Brooks + Scarpa’s scheme for expanding the Mennello Museum of American Art in Orlando, Fla., a 2020 Progressive Architecture Award winner, draws on the partners’ central Florida upbringing and their 21st-century cultural and environmental sensitivity, with a formal nod to Scarpa’s earliest professional work with Paul Rudolph.
At the Lipton Thayer Brick House, in Evanston, Ill., the architects, in collaboration with Studio Dwell Architects, elevated the role of Chicago common brick, typically used on side and rear elevations to save costs, to a central role throughout the residence and its undulating façade. “Just because it’s not perfect, doesn’t mean it can’t be beautiful,” Scarpa told ARCHITECT.
This thoughtful approach to the humblest of materials pervades the firm’s architecture and philosophy. “They are motivated by a social responsibility and environmental stewardship that seeks to find ways to improve the livability of cities and ennoble the daily lives of its citizens,” wrote Eskew Dumez Ripple principal Steve Dumez, FAIA, and Merryman Barnes Architects principal Douglas A. Benson, FAIA, in their supporting letter for Brooks and Scarpa.
Among the numerous national and regional honors from AIA, AIA COTE, AIA components, and ARCHITECT recognizing both their firm and themselves as individuals, Brooks and Scarpa have received the Smithsonian Cooper-Hewitt National Design Award in Architecture in 2014 and the Civita Institute Fellowship in 2020.
This marks the second time that the AIA Gold Medal has been awarded to a pair of winners.
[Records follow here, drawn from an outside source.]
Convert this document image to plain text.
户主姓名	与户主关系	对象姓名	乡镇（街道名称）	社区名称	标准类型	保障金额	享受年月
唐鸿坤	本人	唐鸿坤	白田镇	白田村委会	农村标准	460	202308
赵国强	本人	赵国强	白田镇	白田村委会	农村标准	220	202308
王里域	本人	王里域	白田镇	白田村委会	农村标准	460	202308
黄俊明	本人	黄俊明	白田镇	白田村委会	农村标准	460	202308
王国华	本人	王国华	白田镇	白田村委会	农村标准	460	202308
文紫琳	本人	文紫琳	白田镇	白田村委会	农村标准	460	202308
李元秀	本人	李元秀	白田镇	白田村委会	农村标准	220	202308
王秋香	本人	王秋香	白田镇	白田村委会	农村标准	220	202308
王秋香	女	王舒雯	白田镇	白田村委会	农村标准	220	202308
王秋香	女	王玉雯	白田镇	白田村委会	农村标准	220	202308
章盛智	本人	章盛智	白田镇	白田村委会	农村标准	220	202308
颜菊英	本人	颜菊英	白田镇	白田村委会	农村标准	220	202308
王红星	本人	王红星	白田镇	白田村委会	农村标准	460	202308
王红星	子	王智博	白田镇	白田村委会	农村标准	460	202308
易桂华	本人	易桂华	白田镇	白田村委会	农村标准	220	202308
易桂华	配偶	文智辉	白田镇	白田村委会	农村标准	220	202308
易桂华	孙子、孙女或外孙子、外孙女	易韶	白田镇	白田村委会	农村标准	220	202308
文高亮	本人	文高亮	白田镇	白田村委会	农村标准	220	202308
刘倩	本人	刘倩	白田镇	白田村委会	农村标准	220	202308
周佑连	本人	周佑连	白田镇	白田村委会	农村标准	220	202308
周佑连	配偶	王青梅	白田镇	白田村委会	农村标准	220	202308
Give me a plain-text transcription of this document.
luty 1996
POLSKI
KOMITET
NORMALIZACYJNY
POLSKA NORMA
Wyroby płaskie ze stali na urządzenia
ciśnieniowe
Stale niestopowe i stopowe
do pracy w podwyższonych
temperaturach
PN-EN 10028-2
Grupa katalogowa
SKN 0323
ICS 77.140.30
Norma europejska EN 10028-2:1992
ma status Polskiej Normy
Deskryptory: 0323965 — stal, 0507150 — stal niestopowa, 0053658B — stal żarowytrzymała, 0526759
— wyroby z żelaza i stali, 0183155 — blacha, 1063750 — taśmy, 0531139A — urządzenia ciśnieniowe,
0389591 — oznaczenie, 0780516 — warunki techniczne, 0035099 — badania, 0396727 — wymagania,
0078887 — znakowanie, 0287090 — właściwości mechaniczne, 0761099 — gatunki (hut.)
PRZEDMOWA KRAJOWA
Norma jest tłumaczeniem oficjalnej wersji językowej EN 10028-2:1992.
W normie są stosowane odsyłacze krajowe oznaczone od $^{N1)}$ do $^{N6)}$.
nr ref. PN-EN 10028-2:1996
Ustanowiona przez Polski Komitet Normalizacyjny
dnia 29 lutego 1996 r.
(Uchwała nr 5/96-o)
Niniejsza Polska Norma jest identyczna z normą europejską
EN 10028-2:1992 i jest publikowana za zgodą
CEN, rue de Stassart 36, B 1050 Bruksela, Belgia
The first time was in 2016 when Robert Venturi and Denise Scott Brown, Hon. FAIA, received the Gold Medal. Brooks is the third woman to receive the honor since its inception in 1907. Julia Morgan received the Gold Medal posthumously in 2014.
The Gold Medal is conferred by the AIA Board of Directors and the AIA Strategic Council from a short list of three finalists, as identified by an Advisory Jury. This year's Advisory Jury was chaired by Lisa Matthiessen, FAIA, Amazon, Pasadena, Calif., and comprised Brenna Costello, AIA, SmithGroup, Denver; Nathaniel Hudson, AIA, FormGrey Studio, Reno, Nev.; Candace Jackson, CJAM Consulting, New York; Renauld Mitchell, FAIA, Moody Nolan, Chicago; Wendy Ornelas, FAIA, Kansas State University, Manhattan, Kan.; and Anand Sheth, AIA, Studio Anand Sheth, San Francisco.